What Should I Prove To Get Spousal Support?
Divorces can result in emotional distress and frustration, and if you are suffering from a financial crisis during the time, it can also add up and create more problems. In such cases, the separated partner can get financial support via their partner from the separation date before the divorce by law. Although some partners might commit fraud after the separation to get financial support, the court has laid down several conditions and elements for legal spousal support.
If the partner does not qualify the conditions for the spousal support, they cannot be financially supported by their partner legally. That’s where a family law attorney monroe, nc, can help by creating a compelling defense so that the partner receives spousal support.

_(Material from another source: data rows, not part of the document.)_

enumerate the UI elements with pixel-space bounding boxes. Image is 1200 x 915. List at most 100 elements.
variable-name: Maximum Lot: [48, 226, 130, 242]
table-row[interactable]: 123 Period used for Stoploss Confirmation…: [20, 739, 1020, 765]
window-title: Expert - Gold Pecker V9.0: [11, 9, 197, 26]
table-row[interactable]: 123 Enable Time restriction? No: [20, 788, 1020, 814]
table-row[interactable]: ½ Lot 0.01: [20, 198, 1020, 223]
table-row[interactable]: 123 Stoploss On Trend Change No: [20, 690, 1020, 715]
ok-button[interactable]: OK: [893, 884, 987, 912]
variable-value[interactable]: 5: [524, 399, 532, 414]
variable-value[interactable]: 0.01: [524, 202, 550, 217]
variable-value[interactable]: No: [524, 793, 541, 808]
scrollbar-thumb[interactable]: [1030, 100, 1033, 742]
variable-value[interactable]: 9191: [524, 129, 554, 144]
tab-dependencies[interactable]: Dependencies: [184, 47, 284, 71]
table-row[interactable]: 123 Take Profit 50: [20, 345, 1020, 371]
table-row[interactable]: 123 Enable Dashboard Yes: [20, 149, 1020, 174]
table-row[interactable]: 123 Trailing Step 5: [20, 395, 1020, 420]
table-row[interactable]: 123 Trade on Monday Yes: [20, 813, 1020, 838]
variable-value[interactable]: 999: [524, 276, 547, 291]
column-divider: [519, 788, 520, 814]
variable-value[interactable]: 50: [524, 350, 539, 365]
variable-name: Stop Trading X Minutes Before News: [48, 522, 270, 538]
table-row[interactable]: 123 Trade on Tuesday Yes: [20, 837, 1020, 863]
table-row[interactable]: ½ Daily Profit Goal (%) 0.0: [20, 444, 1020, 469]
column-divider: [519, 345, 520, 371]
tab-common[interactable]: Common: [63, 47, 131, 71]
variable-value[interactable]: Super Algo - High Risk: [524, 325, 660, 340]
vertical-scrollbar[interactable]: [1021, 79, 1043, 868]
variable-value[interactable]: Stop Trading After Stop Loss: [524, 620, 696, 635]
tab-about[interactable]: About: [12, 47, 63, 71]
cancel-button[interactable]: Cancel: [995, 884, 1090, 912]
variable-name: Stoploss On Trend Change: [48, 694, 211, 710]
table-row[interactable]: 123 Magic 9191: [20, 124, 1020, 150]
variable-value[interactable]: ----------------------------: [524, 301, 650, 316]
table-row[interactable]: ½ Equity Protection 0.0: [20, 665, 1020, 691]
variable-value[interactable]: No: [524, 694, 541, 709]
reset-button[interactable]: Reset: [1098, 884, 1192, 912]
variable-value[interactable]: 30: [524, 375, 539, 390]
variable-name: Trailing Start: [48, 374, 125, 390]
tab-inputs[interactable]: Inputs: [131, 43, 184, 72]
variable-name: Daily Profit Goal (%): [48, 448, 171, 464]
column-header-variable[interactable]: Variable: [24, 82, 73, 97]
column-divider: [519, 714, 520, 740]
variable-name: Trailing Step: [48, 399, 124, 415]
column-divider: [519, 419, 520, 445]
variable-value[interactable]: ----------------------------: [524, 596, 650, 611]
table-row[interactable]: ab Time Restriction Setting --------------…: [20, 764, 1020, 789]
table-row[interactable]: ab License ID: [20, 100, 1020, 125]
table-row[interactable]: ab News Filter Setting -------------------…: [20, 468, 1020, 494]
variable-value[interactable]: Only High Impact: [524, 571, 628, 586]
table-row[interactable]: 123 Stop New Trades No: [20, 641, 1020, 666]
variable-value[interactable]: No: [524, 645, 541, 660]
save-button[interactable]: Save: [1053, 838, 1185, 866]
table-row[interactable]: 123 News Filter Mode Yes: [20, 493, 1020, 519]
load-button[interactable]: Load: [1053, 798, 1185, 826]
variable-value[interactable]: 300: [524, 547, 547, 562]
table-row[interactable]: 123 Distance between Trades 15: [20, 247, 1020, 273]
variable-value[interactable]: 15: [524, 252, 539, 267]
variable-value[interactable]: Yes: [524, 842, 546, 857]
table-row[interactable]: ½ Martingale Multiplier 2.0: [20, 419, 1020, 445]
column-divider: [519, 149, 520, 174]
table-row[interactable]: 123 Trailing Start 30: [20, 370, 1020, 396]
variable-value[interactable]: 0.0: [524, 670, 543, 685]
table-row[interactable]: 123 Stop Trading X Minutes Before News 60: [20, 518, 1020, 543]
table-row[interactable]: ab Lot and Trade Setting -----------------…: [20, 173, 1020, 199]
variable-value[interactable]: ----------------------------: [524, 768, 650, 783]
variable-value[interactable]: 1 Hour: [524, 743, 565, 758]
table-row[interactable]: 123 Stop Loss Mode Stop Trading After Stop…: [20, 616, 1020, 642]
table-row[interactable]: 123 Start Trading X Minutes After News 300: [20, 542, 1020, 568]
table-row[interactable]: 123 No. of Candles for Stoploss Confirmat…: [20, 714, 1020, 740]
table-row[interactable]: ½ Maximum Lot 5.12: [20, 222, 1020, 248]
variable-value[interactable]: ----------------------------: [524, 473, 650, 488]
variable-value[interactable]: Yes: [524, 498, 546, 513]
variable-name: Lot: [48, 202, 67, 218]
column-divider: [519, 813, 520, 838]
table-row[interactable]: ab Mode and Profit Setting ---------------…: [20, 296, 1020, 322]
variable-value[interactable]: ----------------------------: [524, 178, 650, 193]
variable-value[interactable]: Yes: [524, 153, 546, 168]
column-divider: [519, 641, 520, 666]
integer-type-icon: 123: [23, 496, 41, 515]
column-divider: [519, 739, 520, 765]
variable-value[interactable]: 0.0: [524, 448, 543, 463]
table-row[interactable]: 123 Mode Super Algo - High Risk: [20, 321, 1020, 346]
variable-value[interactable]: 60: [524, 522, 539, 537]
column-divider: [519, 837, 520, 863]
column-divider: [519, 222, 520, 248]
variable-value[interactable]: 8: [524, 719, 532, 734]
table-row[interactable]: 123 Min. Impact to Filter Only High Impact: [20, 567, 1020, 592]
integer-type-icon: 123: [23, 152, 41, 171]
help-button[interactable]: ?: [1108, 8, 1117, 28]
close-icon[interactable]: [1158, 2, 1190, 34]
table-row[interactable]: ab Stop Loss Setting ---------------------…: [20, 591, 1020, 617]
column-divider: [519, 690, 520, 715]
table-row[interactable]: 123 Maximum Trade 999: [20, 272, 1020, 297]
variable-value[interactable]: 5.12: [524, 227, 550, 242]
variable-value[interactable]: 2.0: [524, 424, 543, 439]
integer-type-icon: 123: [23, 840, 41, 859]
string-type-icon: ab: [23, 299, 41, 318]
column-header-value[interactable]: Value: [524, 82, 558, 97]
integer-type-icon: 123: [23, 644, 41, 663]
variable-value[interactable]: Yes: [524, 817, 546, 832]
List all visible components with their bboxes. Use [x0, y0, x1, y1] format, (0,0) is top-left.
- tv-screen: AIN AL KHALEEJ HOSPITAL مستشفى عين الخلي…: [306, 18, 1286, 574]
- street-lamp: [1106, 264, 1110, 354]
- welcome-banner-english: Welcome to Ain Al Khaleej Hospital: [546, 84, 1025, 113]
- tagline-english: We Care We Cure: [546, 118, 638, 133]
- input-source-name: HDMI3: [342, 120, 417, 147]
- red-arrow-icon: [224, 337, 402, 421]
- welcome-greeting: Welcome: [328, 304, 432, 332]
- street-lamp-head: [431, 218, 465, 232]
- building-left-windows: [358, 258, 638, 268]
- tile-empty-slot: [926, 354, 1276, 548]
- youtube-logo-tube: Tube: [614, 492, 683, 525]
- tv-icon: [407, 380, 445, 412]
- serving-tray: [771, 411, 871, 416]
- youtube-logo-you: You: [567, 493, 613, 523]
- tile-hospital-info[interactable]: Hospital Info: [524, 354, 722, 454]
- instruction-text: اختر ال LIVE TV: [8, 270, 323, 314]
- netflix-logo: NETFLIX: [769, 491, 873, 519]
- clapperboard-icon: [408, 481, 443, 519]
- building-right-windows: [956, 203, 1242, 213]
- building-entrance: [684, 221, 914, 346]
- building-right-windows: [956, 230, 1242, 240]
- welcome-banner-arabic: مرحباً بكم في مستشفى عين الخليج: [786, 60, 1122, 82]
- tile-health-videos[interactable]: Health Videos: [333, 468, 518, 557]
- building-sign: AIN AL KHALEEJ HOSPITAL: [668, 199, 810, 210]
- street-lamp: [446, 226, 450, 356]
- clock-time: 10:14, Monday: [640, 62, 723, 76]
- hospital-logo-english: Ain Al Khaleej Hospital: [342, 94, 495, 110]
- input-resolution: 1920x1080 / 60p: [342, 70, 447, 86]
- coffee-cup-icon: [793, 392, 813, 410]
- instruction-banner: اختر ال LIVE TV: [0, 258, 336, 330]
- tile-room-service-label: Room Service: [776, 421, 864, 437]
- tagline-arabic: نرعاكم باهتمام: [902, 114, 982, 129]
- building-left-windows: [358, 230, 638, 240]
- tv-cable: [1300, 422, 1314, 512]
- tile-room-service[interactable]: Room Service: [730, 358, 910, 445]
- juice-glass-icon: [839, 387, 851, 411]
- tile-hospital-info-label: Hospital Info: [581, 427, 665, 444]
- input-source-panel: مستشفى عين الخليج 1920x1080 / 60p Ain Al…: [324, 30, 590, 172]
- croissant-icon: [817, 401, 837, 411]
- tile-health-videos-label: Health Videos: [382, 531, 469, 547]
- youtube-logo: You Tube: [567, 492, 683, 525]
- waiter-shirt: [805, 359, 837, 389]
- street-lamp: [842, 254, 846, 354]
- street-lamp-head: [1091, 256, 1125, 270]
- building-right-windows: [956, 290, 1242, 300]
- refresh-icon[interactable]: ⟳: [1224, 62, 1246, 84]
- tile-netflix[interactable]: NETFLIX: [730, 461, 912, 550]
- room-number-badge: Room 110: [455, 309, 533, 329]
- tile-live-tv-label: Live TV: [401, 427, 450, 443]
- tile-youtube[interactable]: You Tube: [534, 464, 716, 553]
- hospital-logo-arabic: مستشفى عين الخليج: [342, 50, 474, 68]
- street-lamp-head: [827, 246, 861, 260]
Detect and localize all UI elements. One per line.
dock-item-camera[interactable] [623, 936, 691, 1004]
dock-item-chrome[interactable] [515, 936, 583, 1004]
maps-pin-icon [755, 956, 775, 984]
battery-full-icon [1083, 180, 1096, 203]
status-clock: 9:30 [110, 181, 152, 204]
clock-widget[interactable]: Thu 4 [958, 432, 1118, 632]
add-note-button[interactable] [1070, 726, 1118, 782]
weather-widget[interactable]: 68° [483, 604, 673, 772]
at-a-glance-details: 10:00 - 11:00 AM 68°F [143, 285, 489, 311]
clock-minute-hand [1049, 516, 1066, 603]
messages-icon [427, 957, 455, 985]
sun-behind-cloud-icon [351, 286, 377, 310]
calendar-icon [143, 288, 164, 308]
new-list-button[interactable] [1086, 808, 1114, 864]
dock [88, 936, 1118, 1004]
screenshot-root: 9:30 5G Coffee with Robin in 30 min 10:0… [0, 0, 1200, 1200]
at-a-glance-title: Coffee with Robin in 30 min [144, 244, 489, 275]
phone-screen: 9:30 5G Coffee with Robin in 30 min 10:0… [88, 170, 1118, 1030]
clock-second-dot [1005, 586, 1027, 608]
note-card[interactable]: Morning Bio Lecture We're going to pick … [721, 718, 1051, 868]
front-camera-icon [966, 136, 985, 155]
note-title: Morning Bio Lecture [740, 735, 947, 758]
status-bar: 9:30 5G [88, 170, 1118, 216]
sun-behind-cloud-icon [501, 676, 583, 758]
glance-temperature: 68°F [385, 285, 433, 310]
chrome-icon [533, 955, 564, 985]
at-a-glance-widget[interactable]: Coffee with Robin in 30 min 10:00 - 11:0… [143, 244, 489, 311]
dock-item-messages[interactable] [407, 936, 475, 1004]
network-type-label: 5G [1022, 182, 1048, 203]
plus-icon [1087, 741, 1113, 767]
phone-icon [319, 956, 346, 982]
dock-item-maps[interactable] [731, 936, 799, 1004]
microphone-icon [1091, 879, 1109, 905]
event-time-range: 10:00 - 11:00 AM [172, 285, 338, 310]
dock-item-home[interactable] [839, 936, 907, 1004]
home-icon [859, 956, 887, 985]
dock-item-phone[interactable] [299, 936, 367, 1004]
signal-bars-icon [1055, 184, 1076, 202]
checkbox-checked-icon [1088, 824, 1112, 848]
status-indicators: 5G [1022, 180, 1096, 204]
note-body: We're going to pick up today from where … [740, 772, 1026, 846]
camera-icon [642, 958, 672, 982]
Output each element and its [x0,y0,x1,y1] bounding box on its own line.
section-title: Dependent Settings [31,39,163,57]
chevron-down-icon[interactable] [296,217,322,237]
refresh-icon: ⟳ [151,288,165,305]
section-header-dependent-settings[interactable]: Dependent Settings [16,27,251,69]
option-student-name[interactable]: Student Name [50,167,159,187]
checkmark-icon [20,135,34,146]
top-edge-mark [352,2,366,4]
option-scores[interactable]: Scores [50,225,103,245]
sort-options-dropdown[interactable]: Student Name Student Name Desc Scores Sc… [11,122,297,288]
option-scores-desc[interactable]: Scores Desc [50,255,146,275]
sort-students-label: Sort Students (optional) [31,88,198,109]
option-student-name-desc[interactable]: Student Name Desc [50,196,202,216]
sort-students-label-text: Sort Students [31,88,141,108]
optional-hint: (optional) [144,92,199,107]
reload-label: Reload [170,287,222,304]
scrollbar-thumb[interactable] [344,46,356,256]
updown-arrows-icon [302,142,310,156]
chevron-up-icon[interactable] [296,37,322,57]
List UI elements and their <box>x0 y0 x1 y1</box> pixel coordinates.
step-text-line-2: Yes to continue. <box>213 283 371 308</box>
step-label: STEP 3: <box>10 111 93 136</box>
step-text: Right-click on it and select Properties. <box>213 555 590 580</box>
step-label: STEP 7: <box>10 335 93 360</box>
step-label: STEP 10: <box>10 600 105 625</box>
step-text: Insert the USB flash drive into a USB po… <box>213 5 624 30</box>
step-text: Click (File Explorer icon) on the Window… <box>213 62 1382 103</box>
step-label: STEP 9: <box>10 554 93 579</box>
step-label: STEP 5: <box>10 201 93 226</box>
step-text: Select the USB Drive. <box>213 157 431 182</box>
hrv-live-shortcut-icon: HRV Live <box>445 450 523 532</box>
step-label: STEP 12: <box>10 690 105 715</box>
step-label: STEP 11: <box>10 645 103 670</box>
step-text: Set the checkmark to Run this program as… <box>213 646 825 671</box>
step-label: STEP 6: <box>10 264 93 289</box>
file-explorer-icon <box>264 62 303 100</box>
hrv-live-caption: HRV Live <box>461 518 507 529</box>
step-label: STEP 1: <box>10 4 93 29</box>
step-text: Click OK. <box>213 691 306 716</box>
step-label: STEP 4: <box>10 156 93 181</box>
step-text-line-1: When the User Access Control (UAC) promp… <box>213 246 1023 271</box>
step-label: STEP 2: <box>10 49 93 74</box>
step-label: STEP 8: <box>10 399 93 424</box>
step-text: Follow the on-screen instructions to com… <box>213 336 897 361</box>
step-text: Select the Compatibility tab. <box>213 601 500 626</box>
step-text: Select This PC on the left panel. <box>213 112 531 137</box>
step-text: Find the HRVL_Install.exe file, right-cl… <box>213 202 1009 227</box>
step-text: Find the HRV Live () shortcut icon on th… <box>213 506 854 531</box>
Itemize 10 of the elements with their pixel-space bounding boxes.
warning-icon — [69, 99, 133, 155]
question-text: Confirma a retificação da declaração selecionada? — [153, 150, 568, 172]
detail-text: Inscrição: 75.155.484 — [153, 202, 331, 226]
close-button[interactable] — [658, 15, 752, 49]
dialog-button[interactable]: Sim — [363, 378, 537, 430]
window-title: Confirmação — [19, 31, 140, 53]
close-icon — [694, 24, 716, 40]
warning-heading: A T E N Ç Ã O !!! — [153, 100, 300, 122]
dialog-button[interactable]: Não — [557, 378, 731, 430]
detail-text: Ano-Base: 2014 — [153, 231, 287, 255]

Here are the factors to be proved to get spousal support:
- A partner can financially support
Although a partner can seek spousal support from their partner after the separation date is announced, the seeking partner should prove that their ex-partner could financially support them. If the partner has a low-income job, it cannot be considered.
- You do not have the resources to live.
After the dissolution of marriage, if you are left with zero resources and struggling to live, the court can consider it as a valid reason and order your ex-partner to provide spousal support so that you are financially secured and protected.
- A dependant partner
Suppose you had been an active dependent partner in a marriage, including financial management and daily expenses. In that case, you have to prove to the court that you were entirely dependent on your partner during the marriage, and after legal separation, you cannot support yourself. In such cases, the court can consider that you have been a dependent partner and require spousal support.
- Taking care of the child
In case the couple who are legally separated had a child from their marriage, the custodial parent can seek spousal support from their ex-partner for the child’s education and needs. The court will most likely consider if a child is involved in the legal separation case.
Therefore, spousal support cannot be easily ordered by the court. They will consider some criteria and factors to ensure that a partner, after legal separation, genuinely cannot support themselves or their child financially. An attorney is always recommended to be approached because the court may not grant spousal support instantly and demands adequate defense strategies, which an experienced attorney can only do.